I posed the following question that a reader sent in to a grant-writing expert:

"A grant proposal names a particular individual as "consultant" and lists their credentials to perform consulting work.  The grant is awarded.  To what extent is the PI obligated to hire that individual?  Could another consultant be retained without repercussion?  Does the proposal constitute a contract between the institution and the consultant? What if the would-be consultant becomes seriously ill, or has a "falling out" with the PI before the grant work starts?"

Several readers have responded to the poll I posted (in right nav bar), and it seems that the majority so far agree with the expert:

"The award of grant funds by a funding agency to a PI is essentially a contract between the funding agency and the PI to carry out the proposed research.  Usually the answer to “change of consultant” is yes.  The funding agency approved the PI’s budget, which contained the consultancy position.  The agency does not normally approve each individual listed in the budget, other than the PI.  If the budgetary position had not been approved, the PI could not use any of those grant funds for hiring a consultant.  The PI generally has options about which personnel are to be supported on the grant, including any necessary changes to accomplish the research.

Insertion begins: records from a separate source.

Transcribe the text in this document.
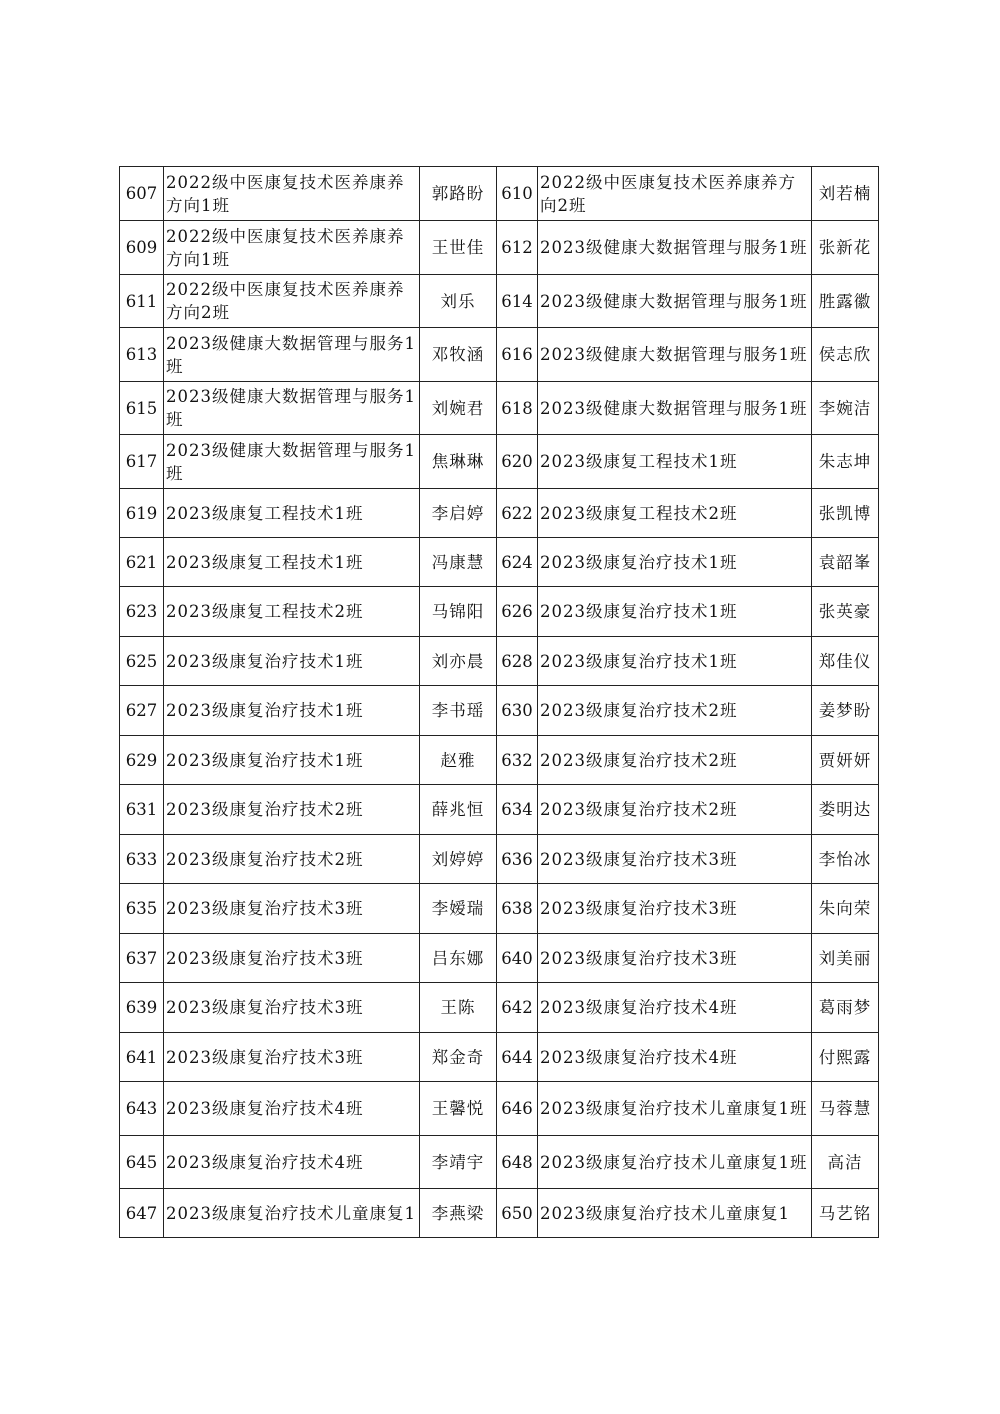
607	2022级中医康复技术医养康养方向1班	郭路盼	610	2022级中医康复技术医养康养方向2班	刘若楠
609	2022级中医康复技术医养康养方向1班	王世佳	612	2023级健康大数据管理与服务1班	张新花
611	2022级中医康复技术医养康养方向2班	刘乐	614	2023级健康大数据管理与服务1班	胜露徽
613	2023级健康大数据管理与服务1班	邓牧涵	616	2023级健康大数据管理与服务1班	侯志欣
615	2023级健康大数据管理与服务1班	刘婉君	618	2023级健康大数据管理与服务1班	李婉洁
617	2023级健康大数据管理与服务1班	焦琳琳	620	2023级康复工程技术1班	朱志坤
619	2023级康复工程技术1班	李启婷	622	2023级康复工程技术2班	张凯博
621	2023级康复工程技术1班	冯康慧	624	2023级康复治疗技术1班	袁韶峯
623	2023级康复工程技术2班	马锦阳	626	2023级康复治疗技术1班	张英豪
625	2023级康复治疗技术1班	刘亦晨	628	2023级康复治疗技术1班	郑佳仪
627	2023级康复治疗技术1班	李书瑶	630	2023级康复治疗技术2班	姜梦盼
629	2023级康复治疗技术1班	赵雅	632	2023级康复治疗技术2班	贾妍妍
631	2023级康复治疗技术2班	薛兆恒	634	2023级康复治疗技术2班	娄明达
633	2023级康复治疗技术2班	刘婷婷	636	2023级康复治疗技术3班	李怡冰
635	2023级康复治疗技术3班	李嫒瑞	638	2023级康复治疗技术3班	朱向荣
637	2023级康复治疗技术3班	吕东娜	640	2023级康复治疗技术3班	刘美丽
639	2023级康复治疗技术3班	王陈	642	2023级康复治疗技术4班	葛雨梦
641	2023级康复治疗技术3班	郑金奇	644	2023级康复治疗技术4班	付熙露
643	2023级康复治疗技术4班	王馨悦	646	2023级康复治疗技术儿童康复1班	马蓉慧
645	2023级康复治疗技术4班	李靖宇	648	2023级康复治疗技术儿童康复1班	高洁
647	2023级康复治疗技术儿童康复1	李燕梁	650	2023级康复治疗技术儿童康复1	马艺铭
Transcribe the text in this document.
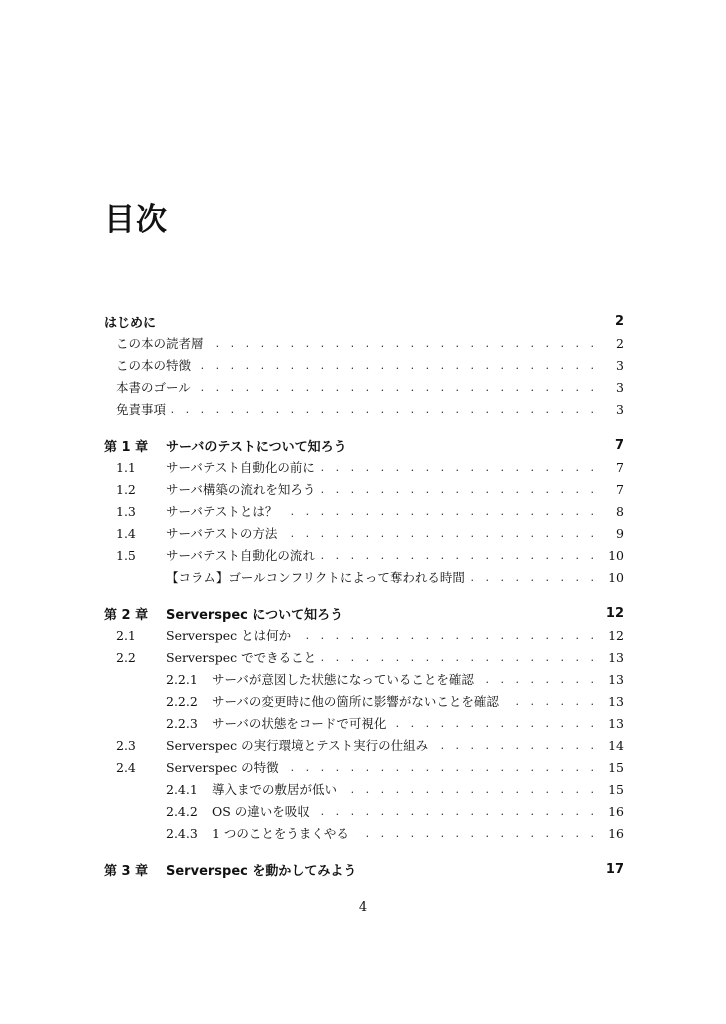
目次
はじめに	2
この本の読者層 . . .	2
この本の特徴 . . .	3
本書のゴール . . .	3
免責事項 . . .	3
第 1 章	サーバのテストについて知ろう	7
1.1	サーバテスト自動化の前に . . .	7
1.2	サーバ構築の流れを知ろう . . .	7
1.3	サーバテストとは？ . . .	8
1.4	サーバテストの方法 . . .	9
1.5	サーバテスト自動化の流れ . . .	10
【コラム】ゴールコンフリクトによって奪われる時間 . . .	10
第 2 章	Serverspec について知ろう	12
2.1	Serverspec とは何か . . .	12
2.2	Serverspec でできること . . .	13
2.2.1	サーバが意図した状態になっていることを確認 . . .	13
2.2.2	サーバの変更時に他の箇所に影響がないことを確認 . . .	13
2.2.3	サーバの状態をコードで可視化 . . .	13
2.3	Serverspec の実行環境とテスト実行の仕組み . . .	14
2.4	Serverspec の特徴 . . .	15
2.4.1	導入までの敷居が低い . . .	15
2.4.2	OS の違いを吸収 . . .	16
2.4.3	1 つのことをうまくやる . . .	16
第 3 章	Serverspec を動かしてみよう	17
4
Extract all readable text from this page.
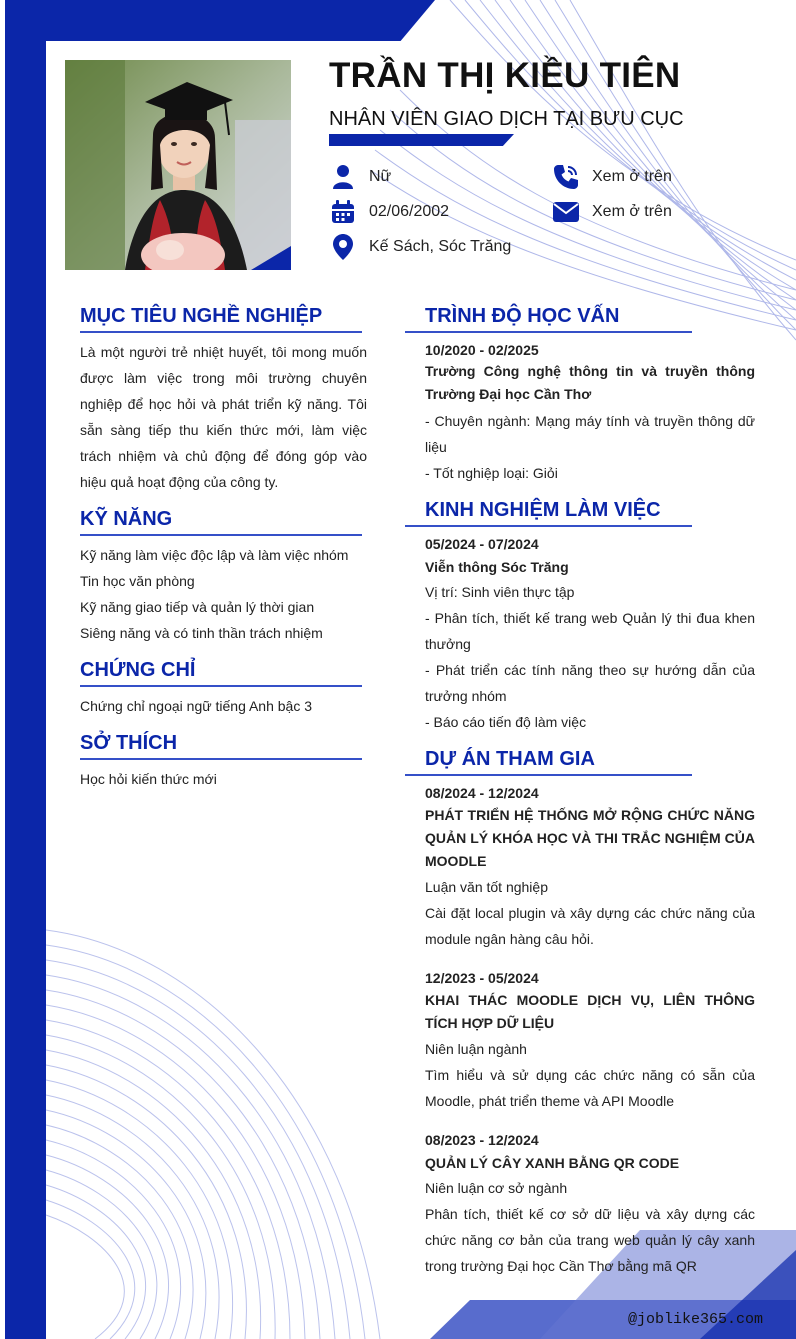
TRẦN THỊ KIỀU TIÊN
NHÂN VIÊN GIAO DỊCH TẠI BƯU CỤC
Nữ
02/06/2002
Kế Sách, Sóc Trăng
Xem ở trên
Xem ở trên
MỤC TIÊU NGHỀ NGHIỆP
Là một người trẻ nhiệt huyết, tôi mong muốn được làm việc trong môi trường chuyên nghiệp để học hỏi và phát triển kỹ năng. Tôi sẵn sàng tiếp thu kiến thức mới, làm việc trách nhiệm và chủ động để đóng góp vào hiệu quả hoạt động của công ty.
KỸ NĂNG
Kỹ năng làm việc độc lập và làm việc nhóm
Tin học văn phòng
Kỹ năng giao tiếp và quản lý thời gian
Siêng năng và có tinh thần trách nhiệm
CHỨNG CHỈ
Chứng chỉ ngoại ngữ tiếng Anh bậc 3
SỞ THÍCH
Học hỏi kiến thức mới
TRÌNH ĐỘ HỌC VẤN
10/2020 - 02/2025
Trường Công nghệ thông tin và truyền thông Trường Đại học Cần Thơ
- Chuyên ngành: Mạng máy tính và truyền thông dữ liệu
- Tốt nghiệp loại: Giỏi
KINH NGHIỆM LÀM VIỆC
05/2024 - 07/2024
Viễn thông Sóc Trăng
Vị trí: Sinh viên thực tập
- Phân tích, thiết kế trang web Quản lý thi đua khen thưởng
- Phát triển các tính năng theo sự hướng dẫn của trưởng nhóm
- Báo cáo tiến độ làm việc
DỰ ÁN THAM GIA
08/2024 - 12/2024
PHÁT TRIỂN HỆ THỐNG MỞ RỘNG CHỨC NĂNG QUẢN LÝ KHÓA HỌC VÀ THI TRẮC NGHIỆM CỦA MOODLE
Luận văn tốt nghiệp
Cài đặt local plugin và xây dựng các chức năng của module ngân hàng câu hỏi.
12/2023 - 05/2024
KHAI THÁC MOODLE DỊCH VỤ, LIÊN THÔNG TÍCH HỢP DỮ LIỆU
Niên luận ngành
Tìm hiểu và sử dụng các chức năng có sẵn của Moodle, phát triển theme và API Moodle
08/2023 - 12/2024
QUẢN LÝ CÂY XANH BẰNG QR CODE
Niên luận cơ sở ngành
Phân tích, thiết kế cơ sở dữ liệu và xây dựng các chức năng cơ bản của trang web quản lý cây xanh trong trường Đại học Cần Thơ bằng mã QR
@joblike365.com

The PI did not offer the reason for the change, but it would be well to consider at least two aspects.

1) Review all correspondence and conversations between the PI and the initial consultant to determine to what extent the consultant may have been “promised” the position.  If there were obligations made or implied, to what extent would they be legally binding if brought to court?

2) Gather all pertinent material about the replacement consultant and then contact the Project Officer of the funding agency.  Cite the reasons for the change, the expertise of the new consultant, and offer to send on further documentation.  Assure the Project Officer that the research can/will be carried out under the terms of the award with the new consultant."

~ Charles F. Howard, Jr., Ph.D

You don't necessarily have to agree with this.  Please indicate your preference in the poll or tell us about any experience you've had with a similar situation.

If you are interested in learning more about grant writing, Dr. Howard is hosting an audioconference on January 26, 2010 at 1:00pm EST: Writing Successful Grant Proposals

1 comment:

Comrade PhysioProf said...

The opinion of this "expert" about this issue is completely worthless.

First, a grant is *not* a contract. That is why it is called a "grant" and not a "contract". Federal scientific granting agencies like NIH, NSF, DOE, USDA, etc, disburse funds both via grants and contracts, and there is a big difference between the two.

Second, agencies have statutory laws, federal regulations, and administrative policy statements that govern the discretion of PIs to rebudget funds, reassign different individuals to personnel slots in a grant, and otherwise change things after award of the grant from how they were proposed in the funded grant application. For example, the only personnel slots that require notice to NIH if the individual filling that slot is changed are those identified in the Notice of Grant Award as "key personnel" (not those listed by the PI as key personnel in the grant application).

It is absolutely ridiculous for this "grant-writing expert" to attempt to provide general guidance on this matter, without knowing any of the necessary specifics of the particular granting agency and the applicable laws, regulations, and administrative policies that govern the grant, including any specific terms and conditions in the Notice of Grant Award for the particular grant. Finally, it is worth pointing out that consulting a "grant-writing expert" for advice on matters of post-award grants management is about as useful as consulting a gynecologist for advice on how to potty train a toddler.